Polícia Civil afirma que 15 PMs integram grupo de extermínio chamado "Os Highlanders", que seria responsável por 12 mortes
Relatório final segue hoje para a Promotoria do Júri de Itapecerica da Serra (Grande SP); cinco das vítimas foram encontradas decapitadas
ANDRÉ CARAMANTE
DA REPORTAGEM LOCAL
O relatório final da Polícia Civil sobre a decapitação de um deficiente mental conclui que existe um grupo de extermínio na Polícia Militar de São Paulo integrado por ao menos 15 policiais e um comerciante, acusados de participação nas mortes de 12 pessoas só em 2008.
Dos PMs investigados, 14 são do 37º Batalhão, na zona sul de São Paulo, e um é integrante da Rota (Rondas Ostensivas Tobias de Aguiar). Os PMs e o comerciante estão presos. Uma das 12 vítimas do suposto grupo criminoso é o deficiente mental Antonio Carlos Silva Alves, 31, o Carlinhos.
O documento obtido pela Folha tem 63 páginas e compara a atuação desse suposto grupo com a do "Esquadrão da Morte" -associação de policiais criada nos anos 60 que eliminava supostos bandidos e que se disseminou pelo país. O relatório será entregue hoje à Promotoria do Júri de Itapecerica da Serra (Grande SP).
"Highlanders"
Entre abril e outubro de 2008, cinco pessoas foram encontradas decapitadas, o que levou o grupo a ser chamado de "Os Highlanders". As outras sete vítimas foram baleadas. Dos 12 mortos, 11 viviam nas áreas de Capão Redondo, Parque Santo Antônio e Jardim Herculano. Um dos decapitados, cujo corpo foi achado no dia 23 de outubro -quando a Folha revelou com exclusividade a investigação dos PMs-, não foi identificado até agora.

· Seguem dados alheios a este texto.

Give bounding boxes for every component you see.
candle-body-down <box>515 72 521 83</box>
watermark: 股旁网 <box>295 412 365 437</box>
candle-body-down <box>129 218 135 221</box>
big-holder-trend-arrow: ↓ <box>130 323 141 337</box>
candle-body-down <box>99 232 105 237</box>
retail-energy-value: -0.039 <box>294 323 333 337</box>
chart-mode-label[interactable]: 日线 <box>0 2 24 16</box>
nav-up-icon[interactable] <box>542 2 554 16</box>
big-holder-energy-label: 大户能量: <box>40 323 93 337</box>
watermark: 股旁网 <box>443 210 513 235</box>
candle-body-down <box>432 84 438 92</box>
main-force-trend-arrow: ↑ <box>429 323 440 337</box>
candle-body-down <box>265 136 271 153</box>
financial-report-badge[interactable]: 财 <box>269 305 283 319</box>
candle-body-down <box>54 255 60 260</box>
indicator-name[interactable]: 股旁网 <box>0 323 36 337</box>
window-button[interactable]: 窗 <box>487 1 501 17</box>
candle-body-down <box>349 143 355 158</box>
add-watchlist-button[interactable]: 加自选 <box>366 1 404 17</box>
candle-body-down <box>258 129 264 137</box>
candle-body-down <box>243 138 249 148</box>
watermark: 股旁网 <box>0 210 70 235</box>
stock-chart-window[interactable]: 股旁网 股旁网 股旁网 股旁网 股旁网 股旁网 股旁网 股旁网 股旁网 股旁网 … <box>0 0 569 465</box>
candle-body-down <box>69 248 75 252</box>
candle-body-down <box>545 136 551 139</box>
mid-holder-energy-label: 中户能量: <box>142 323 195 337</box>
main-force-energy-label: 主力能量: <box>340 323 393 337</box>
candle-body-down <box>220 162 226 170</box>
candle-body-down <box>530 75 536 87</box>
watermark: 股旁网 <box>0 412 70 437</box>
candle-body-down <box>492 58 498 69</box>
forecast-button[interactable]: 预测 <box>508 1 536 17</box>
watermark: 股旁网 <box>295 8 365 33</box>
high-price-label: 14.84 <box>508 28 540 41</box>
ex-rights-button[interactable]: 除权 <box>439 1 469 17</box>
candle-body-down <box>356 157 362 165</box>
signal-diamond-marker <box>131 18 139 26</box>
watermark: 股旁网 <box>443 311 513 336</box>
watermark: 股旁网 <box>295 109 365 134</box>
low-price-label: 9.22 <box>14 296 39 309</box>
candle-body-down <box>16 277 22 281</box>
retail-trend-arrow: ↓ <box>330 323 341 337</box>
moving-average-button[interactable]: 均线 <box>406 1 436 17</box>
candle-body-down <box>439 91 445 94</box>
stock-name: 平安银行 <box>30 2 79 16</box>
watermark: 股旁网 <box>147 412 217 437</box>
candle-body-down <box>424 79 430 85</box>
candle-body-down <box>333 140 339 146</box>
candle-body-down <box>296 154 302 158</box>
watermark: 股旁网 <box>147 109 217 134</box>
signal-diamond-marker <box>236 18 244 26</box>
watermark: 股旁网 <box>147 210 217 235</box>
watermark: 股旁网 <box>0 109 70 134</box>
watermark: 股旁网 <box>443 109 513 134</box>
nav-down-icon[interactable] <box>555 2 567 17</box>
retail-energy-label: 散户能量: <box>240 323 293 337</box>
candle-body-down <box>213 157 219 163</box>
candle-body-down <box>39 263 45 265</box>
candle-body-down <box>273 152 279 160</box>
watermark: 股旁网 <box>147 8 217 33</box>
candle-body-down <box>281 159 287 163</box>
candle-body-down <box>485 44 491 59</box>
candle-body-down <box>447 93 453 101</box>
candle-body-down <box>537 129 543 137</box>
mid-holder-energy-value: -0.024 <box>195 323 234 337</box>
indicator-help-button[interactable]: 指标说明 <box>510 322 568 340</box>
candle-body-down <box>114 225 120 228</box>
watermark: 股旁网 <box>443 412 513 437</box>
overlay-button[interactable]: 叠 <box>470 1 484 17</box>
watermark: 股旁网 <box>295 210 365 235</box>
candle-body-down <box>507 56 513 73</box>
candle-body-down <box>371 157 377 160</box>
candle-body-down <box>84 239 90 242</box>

Nesta década, quatro grupos de extermínio supostamente criados por policiais foram investigados em São Paulo -Ribeirão Preto (313 km de SP), Guarulhos e Osasco (Grande SP) e, no ano passado, PMs do 18º Batalhão, na zona norte da capital. Em todos os casos, a conclusão foi de que as mortes foram casos isolados, e não ação de um grupo organizado.
Investigação
Foram os depoimentos de testemunhas de 11 dessas 12 mortes que levaram a Polícia Civil a apontar os PMs como suspeitos pelos crimes. Seis dos mortos foram vistos em carros da PM -do 37º Batalhão e da Rota- antes da descoberta de seus corpos. No caso da chacina, testemunhas declararam ter visto 3 dos 15 policiais acusados no local.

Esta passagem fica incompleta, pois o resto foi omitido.